Black Christmas (1974)
Directed by: Bob Clark
Written by: Roy Moore
Starring: Andrea Martin, Art Hindle, Doug McGrath, John Saxon, Keir Dullea, Lynne Griffin, Margot Kidder, Marian Waldman, Michael Rapport, Olivia Hussey
BLACK CHRISTMAS (1974)
Directed by Bob Clark
Available on dual format from 101 Films
It’s Christmas time and a group of sorority sisters are being plagued by an anonymous phone pest who keeps ringing up the Pi Kappa Sigma house and making strange noises and obscene comments down the phone. When one of the girls fails to meet her father when arranged, a search party is set up to find her. However, the person behind her disappearance may be closer than they think.
When you think of slasher movies nowadays, you think of Wes Craven’s outputs such as Scream and the like, and if asked to cast your mind back a bit further, some may even say Halloween. But the film that really shook up the horror genre and put slasher movies on the path to success, it has to be festive cult favourite, BLACK CHRISTMAS.
Holiday horror BLACK CHRISTMAS changed the rules of horror films as we knew them, becoming the Godfather of slasher movies with Bob Clark’s innovative approach to scaring audiences. Given the point of view of the pervert killer as he scales the sorority house at the beginning of the movie, climbing into and hiding in the attic, viewers are already familiar with the villain of the piece, even if we don’t know his identity. From thereon in, we’re left to sit anxiously, biting our nails, as we anticipate when the heavy-breathing stalker will strike next. His first victim is taken pretty early in the movie and it’s from this initial intense interaction that the fear is created; a killer hiding inside a sorority house ready to pounce at any given moment. The thought that your own home, somewhere where you think is safe, is harbouring a homicidal creep is enough to have any viewer inspect their loft after the film ends – you know, just to be sure there’s no-one hiding in theirs!
BLACK CHRISTMAS is a unique animal from the start with its instant appreciation for not taking itself too seriously despite intending to kill off several characters in a rather bloody, frightening way.

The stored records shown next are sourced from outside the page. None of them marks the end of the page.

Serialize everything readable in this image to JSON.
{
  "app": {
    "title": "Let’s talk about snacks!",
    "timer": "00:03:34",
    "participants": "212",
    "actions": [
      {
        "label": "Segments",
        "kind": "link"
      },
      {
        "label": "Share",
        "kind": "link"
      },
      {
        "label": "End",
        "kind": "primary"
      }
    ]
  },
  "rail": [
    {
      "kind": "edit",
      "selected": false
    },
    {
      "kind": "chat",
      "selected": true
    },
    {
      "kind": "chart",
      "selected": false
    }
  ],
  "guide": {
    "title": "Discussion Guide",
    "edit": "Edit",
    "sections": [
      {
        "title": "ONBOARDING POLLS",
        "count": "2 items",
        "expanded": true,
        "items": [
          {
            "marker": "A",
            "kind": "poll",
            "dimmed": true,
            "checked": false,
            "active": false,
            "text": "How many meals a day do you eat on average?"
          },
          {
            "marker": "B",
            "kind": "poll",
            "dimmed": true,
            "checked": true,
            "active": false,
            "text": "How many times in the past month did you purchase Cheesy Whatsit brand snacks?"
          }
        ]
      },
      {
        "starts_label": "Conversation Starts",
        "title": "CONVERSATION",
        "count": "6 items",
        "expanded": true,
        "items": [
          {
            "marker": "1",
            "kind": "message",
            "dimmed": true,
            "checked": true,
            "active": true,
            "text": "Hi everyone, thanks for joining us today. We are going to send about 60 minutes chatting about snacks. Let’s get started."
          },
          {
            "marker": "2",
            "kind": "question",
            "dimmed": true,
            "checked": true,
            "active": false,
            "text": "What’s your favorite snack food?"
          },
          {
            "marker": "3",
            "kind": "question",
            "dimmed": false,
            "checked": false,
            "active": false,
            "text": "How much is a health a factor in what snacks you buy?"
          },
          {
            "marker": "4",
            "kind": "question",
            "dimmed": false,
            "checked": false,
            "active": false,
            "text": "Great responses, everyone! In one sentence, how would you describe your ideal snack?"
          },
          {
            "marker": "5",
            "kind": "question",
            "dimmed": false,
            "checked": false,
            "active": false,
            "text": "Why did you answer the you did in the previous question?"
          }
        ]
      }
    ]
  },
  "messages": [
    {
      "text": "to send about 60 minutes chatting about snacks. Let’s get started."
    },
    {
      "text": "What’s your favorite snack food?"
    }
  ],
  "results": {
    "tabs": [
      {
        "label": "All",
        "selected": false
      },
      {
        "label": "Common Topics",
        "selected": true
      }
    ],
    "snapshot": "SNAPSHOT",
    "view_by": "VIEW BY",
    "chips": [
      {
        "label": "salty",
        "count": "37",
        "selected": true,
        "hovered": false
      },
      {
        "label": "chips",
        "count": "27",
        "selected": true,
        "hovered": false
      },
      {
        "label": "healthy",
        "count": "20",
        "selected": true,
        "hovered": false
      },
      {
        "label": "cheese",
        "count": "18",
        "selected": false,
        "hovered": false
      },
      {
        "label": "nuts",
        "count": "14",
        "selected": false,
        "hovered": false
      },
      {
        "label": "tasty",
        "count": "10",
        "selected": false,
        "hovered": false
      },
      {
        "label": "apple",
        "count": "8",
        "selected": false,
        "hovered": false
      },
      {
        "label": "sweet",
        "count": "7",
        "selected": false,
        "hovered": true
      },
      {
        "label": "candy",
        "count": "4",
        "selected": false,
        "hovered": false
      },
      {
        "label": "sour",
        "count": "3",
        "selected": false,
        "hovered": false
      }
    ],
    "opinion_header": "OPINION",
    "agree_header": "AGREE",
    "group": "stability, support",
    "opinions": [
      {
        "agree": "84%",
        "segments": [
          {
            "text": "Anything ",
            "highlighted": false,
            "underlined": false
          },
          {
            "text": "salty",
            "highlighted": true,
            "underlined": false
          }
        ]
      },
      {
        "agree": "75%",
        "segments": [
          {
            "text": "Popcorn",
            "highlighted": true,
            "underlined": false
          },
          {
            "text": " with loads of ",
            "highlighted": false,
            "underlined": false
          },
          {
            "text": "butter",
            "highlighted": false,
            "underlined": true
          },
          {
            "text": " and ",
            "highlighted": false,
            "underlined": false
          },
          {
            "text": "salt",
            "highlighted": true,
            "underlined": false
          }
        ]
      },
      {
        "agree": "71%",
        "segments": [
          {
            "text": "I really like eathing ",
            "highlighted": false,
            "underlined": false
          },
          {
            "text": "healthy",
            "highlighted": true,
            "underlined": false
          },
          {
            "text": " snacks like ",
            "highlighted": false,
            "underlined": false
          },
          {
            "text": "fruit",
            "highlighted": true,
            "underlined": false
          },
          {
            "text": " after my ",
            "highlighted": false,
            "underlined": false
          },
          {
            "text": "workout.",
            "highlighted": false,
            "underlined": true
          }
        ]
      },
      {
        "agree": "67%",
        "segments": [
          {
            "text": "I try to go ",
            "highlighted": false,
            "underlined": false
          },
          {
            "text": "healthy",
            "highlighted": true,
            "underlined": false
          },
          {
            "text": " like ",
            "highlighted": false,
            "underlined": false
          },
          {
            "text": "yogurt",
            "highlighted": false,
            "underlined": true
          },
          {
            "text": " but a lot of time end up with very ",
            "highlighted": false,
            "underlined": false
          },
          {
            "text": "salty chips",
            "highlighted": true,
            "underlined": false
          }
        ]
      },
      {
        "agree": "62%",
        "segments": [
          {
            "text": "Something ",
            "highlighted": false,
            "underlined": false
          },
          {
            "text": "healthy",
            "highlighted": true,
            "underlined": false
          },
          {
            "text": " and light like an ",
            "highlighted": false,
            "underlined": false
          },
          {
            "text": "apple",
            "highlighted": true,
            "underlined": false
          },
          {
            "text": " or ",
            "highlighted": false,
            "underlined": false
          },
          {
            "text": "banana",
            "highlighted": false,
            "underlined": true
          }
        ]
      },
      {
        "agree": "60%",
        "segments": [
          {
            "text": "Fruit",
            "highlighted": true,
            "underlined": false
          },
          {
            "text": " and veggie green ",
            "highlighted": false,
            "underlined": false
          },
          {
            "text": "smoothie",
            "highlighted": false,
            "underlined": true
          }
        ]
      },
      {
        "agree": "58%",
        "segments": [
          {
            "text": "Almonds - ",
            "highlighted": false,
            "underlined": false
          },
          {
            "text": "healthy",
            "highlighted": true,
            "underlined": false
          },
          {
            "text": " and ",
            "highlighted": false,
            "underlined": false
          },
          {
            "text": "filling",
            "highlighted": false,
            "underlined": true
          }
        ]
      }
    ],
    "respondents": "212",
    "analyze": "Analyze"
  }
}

Characters such as drunken Barb (Margot Kidder) who loves to wind up police officers with faux FELLATIO phone codes and shout abuse at the mystery caller, to sorority mother Mrs Mac (Marian Waldman) who’s care-free attitude and love of sneaking a crafty drink of her many concealed bottles of whiskey around the home, are enough to raise a giggle and put you at ease. They’re all likable girls and women in their own individual way so knowing that an unhinged psycho is lying in wait above their heads is quite stressful to watch. All you want to do is scream at the TV and tell the girls to get out of there. Alas, they must learn the hard way.
Like all good slasher movies, part of the reason we watch are for the set-piece kills. However, BLACK CHRISTMAS is unlike many slashers in the fact that most of the actual killing takes place off-screen. Quite often, all we’re left with is the aftermath of the slaughter; a suffocation; a slit throat. This doesn’t make them any less distressing though. One kill involving a glass unicorn will make anyone wince but you have to admire how beautifully that scene, and others, are shot to really capture the realism and terror of the situation.
Whilst the kills may lack the initial punch, the manic phone calls present a much more sinister, immediate threat even if they’re just verbal assaults. Often sounding like multiple different voices talking, sometimes at once, with women’s screams and pig noises thrown in amidst the “cunt” cursing – dialogue which is present in this cut from 101 Films – the anonymous caller is someone to fear rather than entertain, especially as the calls become more intense and disturbing with references personal to the sorority girls. Just this alone is enough to give you the creeps!
Released on Blu-Ray from 101 Films, BLACK CHRISTMAS has been given the 5.1 audio track treatment alongside the 2k presentation – the first ever for a UK release of this movie. Visually, the movie retains its 70’s grain to feel authentic for its era though it feels fresh and modern thanks to the timeless approach of the story and execution of the screenplay. In terms of special features, there’s interviews with Art Hindle, who plays musician Chris, and Lynne Griffin who plays ill-fated first victim Clare Harrison as well as Black Christmas legacy featurette, original TV and radio spots and footage from the 40th Anniversary Reunion Panel in Canada with Art, Lynne and Nick Mancuso.
As unsettling now as it would have been in the 70’s, BLACK CHRISTMAS has a wicked streak that is the gift that just keeps giving. This is a fine example of an original slasher that paved the way for the modern slashers we’ve grown to adore. Without Black Christmas, genre cinema might not have been the same. A true Crimbo creeper!